Unsupervised Transcriptomics-Based Clustering of Ulcerative Colitis Patients Reveals Marked Heterogeneity that Relates to Anti-Tumour Necrosis Factor Treatment Response - European Medical Journal

Unsupervised Transcriptomics-Based Clustering of Ulcerative Colitis Patients Reveals Marked Heterogeneity that Relates to Anti-Tumour Necrosis Factor Treatment Response

2 Mins
Gastroenterology
Authors:
Calixte S. Monast, Aleksandar Stojmirovic, Radu Dobrin, Carrie Brodmerkel, *Frédéric Baribaud
Disclosure:

All authors are current employees and shareholders of Janssen Research & Development LLC, Pharmaceutical companies of Johnson & Johnson.

Each article is made available under the terms of the Creative Commons Attribution-Non Commercial 4.0 License.

Heterogeneity within inflammatory bowel disease cohorts is often cited as the biggest challenge to reliably studying the clinical efficacy of therapeutics.1 While phenotypic heterogeneity is often the focus of these discussions, there is growing evidence that molecular heterogeneity in disease-driving pathways may be an important aspect of disease heterogeneity.2,3 Unfortunately, efforts exploring molecular heterogeneity to date generally rely on databases of well-studied pathways which skews analysis results towards known biology.
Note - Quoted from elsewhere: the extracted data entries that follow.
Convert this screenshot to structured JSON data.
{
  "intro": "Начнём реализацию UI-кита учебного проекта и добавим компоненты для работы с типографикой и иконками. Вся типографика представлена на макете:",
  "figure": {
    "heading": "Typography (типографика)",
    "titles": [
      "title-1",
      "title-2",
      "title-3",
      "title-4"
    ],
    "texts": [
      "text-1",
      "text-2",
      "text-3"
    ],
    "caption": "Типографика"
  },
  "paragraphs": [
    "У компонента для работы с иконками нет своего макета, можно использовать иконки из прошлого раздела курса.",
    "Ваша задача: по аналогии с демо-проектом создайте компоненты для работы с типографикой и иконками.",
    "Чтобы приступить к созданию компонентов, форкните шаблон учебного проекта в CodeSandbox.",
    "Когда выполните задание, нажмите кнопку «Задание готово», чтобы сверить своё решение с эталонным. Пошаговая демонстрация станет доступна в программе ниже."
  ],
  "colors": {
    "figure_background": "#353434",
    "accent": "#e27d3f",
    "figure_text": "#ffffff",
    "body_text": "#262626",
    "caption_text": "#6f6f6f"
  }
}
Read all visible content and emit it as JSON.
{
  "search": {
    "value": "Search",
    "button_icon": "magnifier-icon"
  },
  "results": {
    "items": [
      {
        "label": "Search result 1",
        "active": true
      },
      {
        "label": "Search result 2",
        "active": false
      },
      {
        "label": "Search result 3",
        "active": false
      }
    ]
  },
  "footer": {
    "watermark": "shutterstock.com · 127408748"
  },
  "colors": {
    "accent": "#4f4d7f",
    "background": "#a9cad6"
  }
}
To explore molecular heterogeneity and avoid skewing, we used co-expression modules to stratify ulcerative colitis patients into molecular subgroups.4,5 Co-expression modules are groups of genes that tightly correlate across a cohort. Possible explanations for these correlations include expression of the correlated genes within a particular cell type or the downstream control of a specific transcription factor. The reason for the correlation is not known or needed; instead, we hypothesise that their tight correlation is evidence that these genes could represent the transcriptional footprint of a signalling pathway. We then used these co-expression modules to cluster 217 moderate-to-severely active ulcerative colitis subjects and 21 healthy normal controls.6 Molecular profiles from patients and co-expression modules were generated from colonic biopsies submitted to microarray analysis.

To assess the biological relevance of our clustering, we next clustered the 113 co-expression modules into four groups and used the Ingenuity Knowledge Base to assess the presence of known pathways. We found that the four groups of co-expression modules were enriched distinct pathway sets; inflammation/monocytes, mucosa/pro-regulatory, T cells/metabolism, and mitochondria/metabolism. Interestingly, the mucosa/pro-regulatory modules anti-correlated (r=-0.49) with the inflammation/monocyte modules consistent with the identity of the enriched pathways. We hypothesise that these four groups represent the predominant axes of molecular variation within our ulcerative colitis cohort. Importantly, we note that the inflammation axis was strongly enriched for known, well-studied pathways consistent with the strong research focus in this area but that the other axes did not exhibit such strong enrichment. While there are plausible technical reasons for this that we are working to explore, one hypothesis is that molecular heterogeneity in inflammatory bowel disease is only partially explained by variation in the pathways that the field deeply studies.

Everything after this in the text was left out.